Williams was asked yet again after the outing what it is that allows Roark to continue to be successful?

"I think for him it's just the fact that he can throw multiple pitches for strikes," the Nats' skipper said.

"If he gets in an issue out there or has lost command of one of his pitches, he can go to another. And for him that's key. He doesn't blow the radar gun up, by any stretch. But he makes pitches and works both sides of the plate, and he's got four pitches to work with, so if his fastball is missing, he can use his changeup and his slider and his curveball, and he's been able to do that. That's the art of pitching, so [he's] been very consistent with that."

With the win, Roark improved to (15-10) after 31 starts with a 2.85 ERA, 3.46 FIP, 39 walks (1.77 BB/9) and 138 Ks (6.25 K/9) in 198 ⅔ IP... and yet, he might not even be a part of the Nationals' postseason rotation.

Stephen Strasburg, Jordan Zimmermann, Doug Fister, Roark and more-recently Gio Gonzalez have all made convincing arguments for their inclusion in the postseason rotation, but one of the four will likely end up in the bullpen by the end of next week. What does that say about the quality of the Nats' starting pitching?
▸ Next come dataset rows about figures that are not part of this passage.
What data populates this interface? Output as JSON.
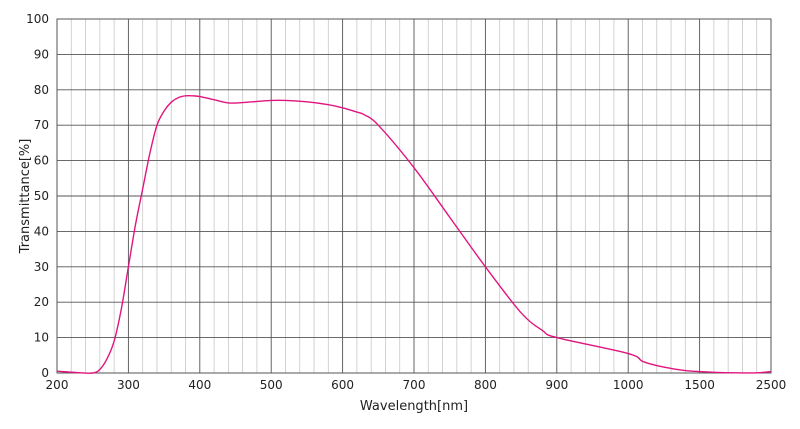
{
  "chart_data": {
    "type": "line",
    "xlabel": "Wavelength[nm]",
    "ylabel": "Transmittance[%]",
    "ylim": [
      0,
      100
    ],
    "y_ticks": [
      0,
      10,
      20,
      30,
      40,
      50,
      60,
      70,
      80,
      90,
      100
    ],
    "x_ticks": [
      200,
      300,
      400,
      500,
      600,
      700,
      800,
      900,
      1000,
      1500,
      2500
    ],
    "x_ticks_note": "segmented axis: 200-1000 linear, then 1000-1500, then 1500-2500",
    "grid": true,
    "colors": {
      "line": "#e0157f",
      "major_grid": "#555555",
      "minor_grid": "#c8c8c8"
    },
    "series": [
      {
        "x": [
          200,
          230,
          250,
          260,
          270,
          280,
          290,
          300,
          310,
          320,
          330,
          340,
          350,
          360,
          370,
          380,
          390,
          400,
          420,
          440,
          460,
          480,
          500,
          520,
          550,
          580,
          600,
          620,
          630,
          650,
          700,
          750,
          800,
          850,
          880,
          900,
          1000,
          1100,
          1200,
          1300,
          1400,
          1500,
          1700,
          2000,
          2300,
          2500
        ],
        "y": [
          0.5,
          0.1,
          0,
          1,
          4,
          9,
          18,
          30,
          42,
          52,
          62,
          70,
          74,
          76.5,
          77.8,
          78.3,
          78.3,
          78.1,
          77.2,
          76.3,
          76.4,
          76.7,
          77,
          77,
          76.6,
          75.8,
          74.9,
          73.7,
          73,
          70,
          58,
          44,
          30,
          17,
          12,
          10,
          5.5,
          3.3,
          2.1,
          1.3,
          0.7,
          0.4,
          0.2,
          0.05,
          0.05,
          0.4
        ]
      }
    ]
  }
}
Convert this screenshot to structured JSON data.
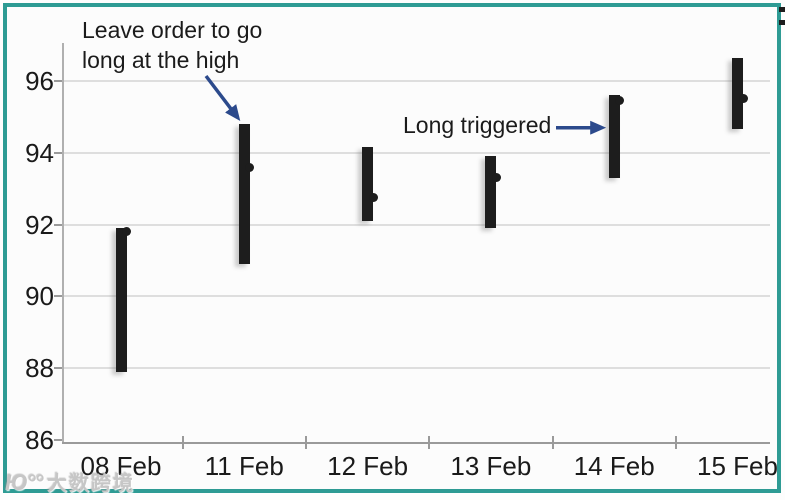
{
  "colors": {
    "frame": "#2e9b94",
    "bar": "#1d1d1d",
    "arrow": "#2c4a8c",
    "grid": "#dedede",
    "axis": "#9a9a9a",
    "text": "#1a1a1a",
    "watermark": "#c6c6c6"
  },
  "chart_data": {
    "type": "hlc_bar",
    "title": "",
    "xlabel": "",
    "ylabel": "",
    "categories": [
      "08 Feb",
      "11 Feb",
      "12 Feb",
      "13 Feb",
      "14 Feb",
      "15 Feb"
    ],
    "bars": [
      {
        "date": "08 Feb",
        "high": 91.9,
        "low": 87.9,
        "close": 91.8
      },
      {
        "date": "11 Feb",
        "high": 94.8,
        "low": 90.9,
        "close": 93.6
      },
      {
        "date": "12 Feb",
        "high": 94.15,
        "low": 92.1,
        "close": 92.75
      },
      {
        "date": "13 Feb",
        "high": 93.9,
        "low": 91.9,
        "close": 93.3
      },
      {
        "date": "14 Feb",
        "high": 95.6,
        "low": 93.3,
        "close": 95.45
      },
      {
        "date": "15 Feb",
        "high": 96.65,
        "low": 94.65,
        "close": 95.5
      }
    ],
    "ylim": [
      86,
      97
    ],
    "yticks": [
      96,
      94,
      92,
      90,
      88,
      86
    ],
    "grid": "horizontal-light",
    "legend": "none",
    "annotations": [
      {
        "lines": [
          "Leave order to go",
          "long at the high"
        ],
        "target_date": "11 Feb",
        "target_value": 94.8,
        "arrow_direction": "down-right"
      },
      {
        "lines": [
          "Long triggered"
        ],
        "target_date": "14 Feb",
        "target_value": 94.7,
        "arrow_direction": "right"
      }
    ]
  },
  "watermark": {
    "logo": "Ю°°",
    "text": "大数跨境"
  }
}
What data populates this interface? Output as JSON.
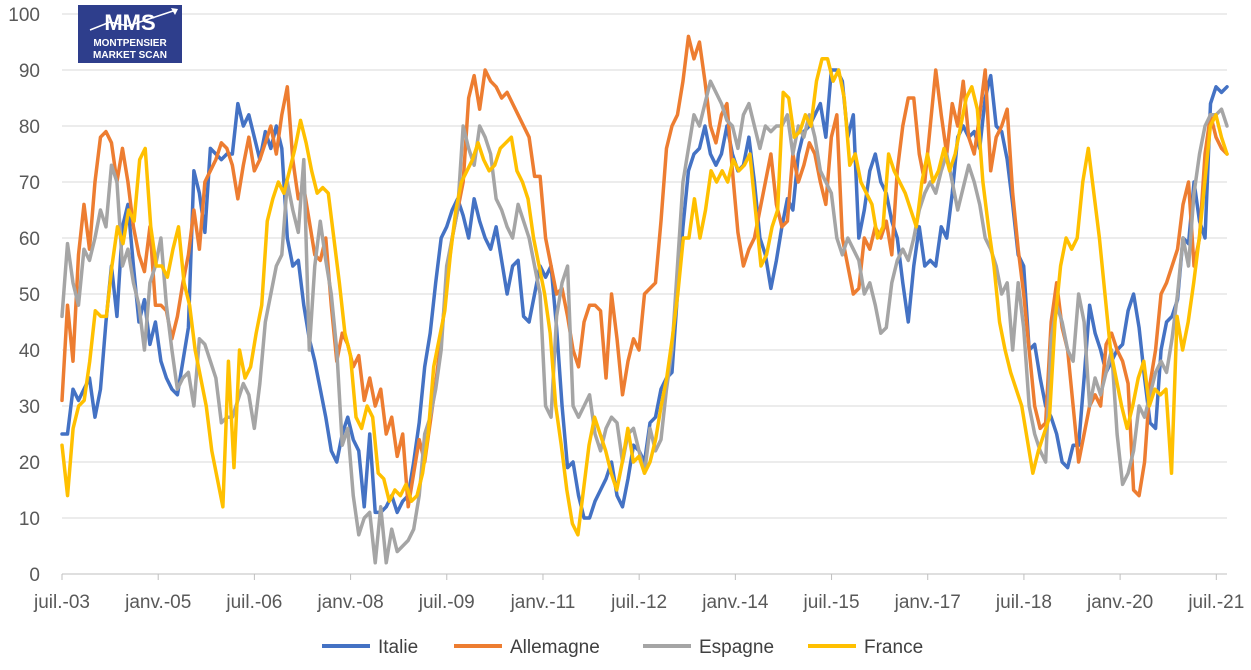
{
  "logo": {
    "mark": "MMS",
    "line1": "MONTPENSIER",
    "line2": "MARKET SCAN",
    "bg_color": "#2e3e8c"
  },
  "chart_data": {
    "type": "line",
    "title": "",
    "xlabel": "",
    "ylabel": "",
    "ylim": [
      0,
      100
    ],
    "yticks": [
      0,
      10,
      20,
      30,
      40,
      50,
      60,
      70,
      80,
      90,
      100
    ],
    "x_tick_labels": [
      "juil.-03",
      "janv.-05",
      "juil.-06",
      "janv.-08",
      "juil.-09",
      "janv.-11",
      "juil.-12",
      "janv.-14",
      "juil.-15",
      "janv.-17",
      "juil.-18",
      "janv.-20",
      "juil.-21"
    ],
    "x_start": "2003-07",
    "x_end": "2021-09",
    "grid": "horizontal",
    "legend_position": "bottom",
    "series": [
      {
        "name": "Italie",
        "color": "#4472c4",
        "values": [
          25,
          25,
          33,
          31,
          33,
          35,
          28,
          33,
          45,
          55,
          46,
          62,
          66,
          55,
          45,
          49,
          41,
          45,
          38,
          35,
          33,
          32,
          38,
          44,
          72,
          68,
          61,
          76,
          75,
          74,
          75,
          75,
          84,
          80,
          82,
          78,
          74,
          79,
          76,
          80,
          76,
          60,
          55,
          56,
          48,
          42,
          38,
          33,
          28,
          22,
          20,
          25,
          28,
          24,
          22,
          12,
          25,
          11,
          11,
          12,
          14,
          11,
          13,
          14,
          20,
          27,
          37,
          43,
          52,
          60,
          62,
          65,
          67,
          64,
          60,
          67,
          63,
          60,
          58,
          62,
          56,
          50,
          55,
          56,
          46,
          45,
          50,
          55,
          53,
          55,
          44,
          30,
          19,
          20,
          14,
          10,
          10,
          13,
          15,
          17,
          20,
          14,
          12,
          17,
          23,
          22,
          20,
          27,
          28,
          33,
          35,
          36,
          50,
          62,
          72,
          75,
          76,
          80,
          75,
          73,
          75,
          80,
          75,
          72,
          73,
          78,
          70,
          60,
          57,
          51,
          56,
          62,
          67,
          65,
          75,
          79,
          80,
          82,
          84,
          78,
          90,
          90,
          88,
          78,
          82,
          60,
          65,
          72,
          75,
          70,
          68,
          63,
          60,
          52,
          45,
          55,
          62,
          55,
          56,
          55,
          62,
          60,
          68,
          78,
          80,
          78,
          79,
          76,
          85,
          89,
          80,
          79,
          74,
          66,
          57,
          55,
          40,
          41,
          35,
          30,
          28,
          25,
          20,
          19,
          23,
          23,
          35,
          48,
          43,
          40,
          36,
          38,
          40,
          41,
          47,
          50,
          44,
          35,
          27,
          26,
          40,
          45,
          46,
          49,
          60,
          59,
          70,
          63,
          60,
          84,
          87,
          86,
          87
        ]
      },
      {
        "name": "Allemagne",
        "color": "#ed7d31",
        "values": [
          31,
          48,
          38,
          57,
          66,
          58,
          70,
          78,
          79,
          77,
          70,
          76,
          70,
          62,
          57,
          54,
          62,
          48,
          48,
          47,
          42,
          46,
          52,
          57,
          65,
          58,
          70,
          72,
          74,
          77,
          76,
          73,
          67,
          73,
          78,
          72,
          74,
          77,
          80,
          75,
          82,
          87,
          74,
          67,
          69,
          63,
          57,
          56,
          60,
          48,
          38,
          43,
          41,
          37,
          39,
          31,
          35,
          30,
          33,
          25,
          28,
          21,
          25,
          12,
          18,
          24,
          20,
          27,
          34,
          42,
          52,
          60,
          65,
          70,
          85,
          89,
          83,
          90,
          88,
          87,
          85,
          86,
          84,
          82,
          80,
          78,
          71,
          71,
          60,
          55,
          50,
          51,
          46,
          40,
          37,
          45,
          48,
          48,
          47,
          35,
          50,
          42,
          32,
          38,
          42,
          40,
          50,
          51,
          52,
          63,
          76,
          80,
          82,
          88,
          96,
          92,
          95,
          88,
          80,
          77,
          82,
          84,
          72,
          61,
          55,
          58,
          60,
          65,
          70,
          75,
          66,
          62,
          63,
          75,
          70,
          73,
          77,
          75,
          70,
          66,
          78,
          82,
          60,
          55,
          50,
          51,
          60,
          58,
          62,
          60,
          63,
          57,
          72,
          80,
          85,
          85,
          75,
          70,
          80,
          90,
          82,
          75,
          84,
          80,
          88,
          78,
          75,
          82,
          90,
          72,
          78,
          80,
          83,
          68,
          58,
          50,
          40,
          30,
          26,
          27,
          45,
          52,
          44,
          40,
          30,
          20,
          25,
          30,
          32,
          30,
          41,
          43,
          40,
          38,
          34,
          15,
          14,
          20,
          34,
          40,
          50,
          52,
          55,
          58,
          66,
          70,
          55,
          60,
          75,
          82,
          78,
          76,
          75
        ]
      },
      {
        "name": "Espagne",
        "color": "#a5a5a5",
        "values": [
          46,
          59,
          52,
          48,
          58,
          56,
          60,
          65,
          62,
          73,
          70,
          55,
          58,
          52,
          48,
          40,
          52,
          55,
          60,
          48,
          40,
          33,
          35,
          36,
          30,
          42,
          41,
          38,
          35,
          27,
          28,
          28,
          31,
          34,
          32,
          26,
          34,
          45,
          50,
          55,
          57,
          70,
          65,
          61,
          74,
          40,
          55,
          63,
          56,
          50,
          40,
          23,
          26,
          14,
          7,
          10,
          11,
          2,
          12,
          2,
          8,
          4,
          5,
          6,
          8,
          14,
          25,
          28,
          33,
          40,
          55,
          60,
          65,
          80,
          76,
          73,
          80,
          78,
          75,
          67,
          65,
          62,
          60,
          66,
          63,
          60,
          55,
          50,
          30,
          28,
          46,
          52,
          55,
          30,
          28,
          30,
          32,
          25,
          22,
          26,
          28,
          27,
          20,
          25,
          26,
          22,
          18,
          26,
          22,
          24,
          33,
          40,
          55,
          70,
          76,
          82,
          80,
          84,
          88,
          86,
          84,
          81,
          80,
          76,
          82,
          84,
          80,
          76,
          80,
          79,
          80,
          80,
          82,
          75,
          80,
          78,
          82,
          78,
          72,
          70,
          68,
          60,
          57,
          60,
          58,
          56,
          50,
          52,
          48,
          43,
          44,
          52,
          56,
          58,
          56,
          60,
          65,
          68,
          70,
          68,
          72,
          75,
          70,
          65,
          69,
          73,
          70,
          66,
          60,
          58,
          55,
          50,
          52,
          40,
          52,
          44,
          30,
          25,
          22,
          20,
          42,
          48,
          45,
          40,
          38,
          50,
          45,
          30,
          35,
          32,
          36,
          40,
          25,
          16,
          18,
          22,
          30,
          28,
          32,
          36,
          38,
          36,
          42,
          50,
          60,
          55,
          68,
          75,
          80,
          82,
          82,
          83,
          80
        ]
      },
      {
        "name": "France",
        "color": "#ffc000",
        "values": [
          23,
          14,
          26,
          30,
          31,
          38,
          47,
          46,
          46,
          55,
          62,
          59,
          65,
          63,
          74,
          76,
          62,
          55,
          55,
          53,
          58,
          62,
          52,
          48,
          40,
          35,
          30,
          22,
          17,
          12,
          38,
          19,
          40,
          35,
          37,
          43,
          48,
          63,
          67,
          70,
          68,
          72,
          76,
          81,
          77,
          72,
          68,
          69,
          68,
          60,
          52,
          43,
          39,
          28,
          26,
          30,
          28,
          18,
          17,
          13,
          15,
          14,
          16,
          13,
          14,
          18,
          25,
          37,
          42,
          47,
          57,
          65,
          70,
          72,
          74,
          77,
          74,
          72,
          73,
          76,
          77,
          78,
          72,
          70,
          67,
          60,
          55,
          50,
          43,
          30,
          23,
          15,
          9,
          7,
          15,
          23,
          28,
          25,
          22,
          18,
          15,
          20,
          26,
          20,
          21,
          18,
          20,
          24,
          30,
          35,
          42,
          50,
          60,
          60,
          67,
          60,
          65,
          72,
          70,
          72,
          70,
          74,
          72,
          73,
          75,
          65,
          55,
          57,
          62,
          65,
          86,
          85,
          78,
          79,
          82,
          80,
          88,
          92,
          92,
          88,
          90,
          85,
          73,
          75,
          70,
          68,
          66,
          60,
          62,
          75,
          72,
          70,
          68,
          65,
          62,
          70,
          75,
          70,
          72,
          76,
          72,
          75,
          80,
          85,
          87,
          83,
          70,
          62,
          55,
          45,
          40,
          36,
          33,
          30,
          24,
          18,
          22,
          25,
          28,
          45,
          55,
          60,
          58,
          60,
          70,
          76,
          68,
          60,
          50,
          40,
          35,
          30,
          26,
          30,
          35,
          38,
          30,
          33,
          32,
          33,
          18,
          46,
          40,
          45,
          52,
          60,
          70,
          80,
          82,
          78,
          75
        ]
      }
    ]
  }
}
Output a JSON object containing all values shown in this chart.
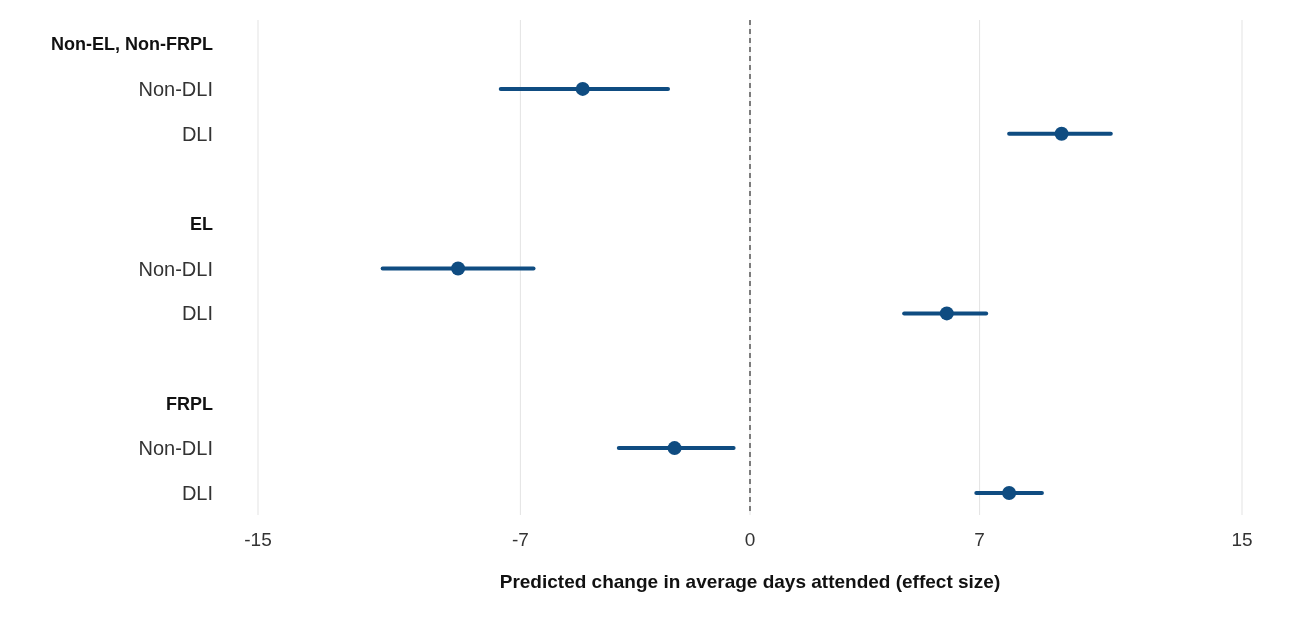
{
  "chart_data": {
    "type": "scatter",
    "orientation": "horizontal",
    "xlabel": "Predicted change in average days attended (effect size)",
    "categories": [
      "Non-EL, Non-FRPL",
      "Non-DLI",
      "DLI",
      null,
      "EL",
      "Non-DLI",
      "DLI",
      null,
      "FRPL",
      "Non-DLI",
      "DLI"
    ],
    "values": [
      null,
      -5.1,
      9.5,
      null,
      null,
      -8.9,
      6.0,
      null,
      null,
      -2.3,
      7.9
    ],
    "errors": [
      null,
      [
        -7.6,
        -2.5
      ],
      [
        7.9,
        11.0
      ],
      null,
      null,
      [
        -11.2,
        -6.6
      ],
      [
        4.7,
        7.2
      ],
      null,
      null,
      [
        -4.0,
        -0.5
      ],
      [
        6.9,
        8.9
      ]
    ],
    "color": "#0f4c81",
    "marker": "circle",
    "xlim": [
      -15,
      15
    ],
    "xticks": [
      -15,
      -7,
      0,
      7,
      15
    ],
    "grid": "x",
    "ref_lines": [
      {
        "axis": "x",
        "value": 0,
        "line_style": "dashed",
        "color": "#555555"
      }
    ]
  }
}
"At this point in the year, not everybody will like it, but everybody will understand. We are all on the same end of the rope..." -Matt Williams on tough rotation decision ahead for Nats

"It says that they work hard and that they've been resilient all year, first and foremost," Williams said. "Because you get to this time of year, you've got guys pushing 200 innings, you've got Tanner going to places he's never been before. It's important for them to stay strong and do their work in-between starts. They all do that, and it's important for them to compete. When they go out there, they compete and it makes for tough decisions, but those are good tough decisions and you would not that decision made for you this time of year, you want to be able to say, 'Boy this is a hard one,' and that's a good thing for us, they're all pitching really well."

Williams said whatever decision he does make, he knows everyone involved will understand.

"Of course they will," he said. "Of course they'll understand. And at this point in the year, not everybody will like it, but everybody will understand. We are all on the same end of the rope and everybody must do their part for us to get to where we want to get to."

In an interview on the MLB Network Radio show "First Pitch" this morning, Wiliams maintained that the decision on the Nats' postseason rotation hasn't been made yet.

"We're working on it," Williams told hosts Jim Memolo and Todd Hollandsworth. "We've got important games to play over this last week and we don't know exactly who we're playing yet, and we may not know until Sunday, but I'll tell you this, I was asked the question yesterday and the response was, 'Boy they all make the case don't they?'

"They really do. Every one of our starting pitchers has made a case to be one of our starters during the playoffs. So it's a difficult question to be answered, but who wouldn't want to make that difficult decision, because everybody has pitched so well.

"So we'll evaluate everything. We don't have anything in stone yet given all those factors, but it's right around the corner now, so we'll see how it all shakes out pretty soon."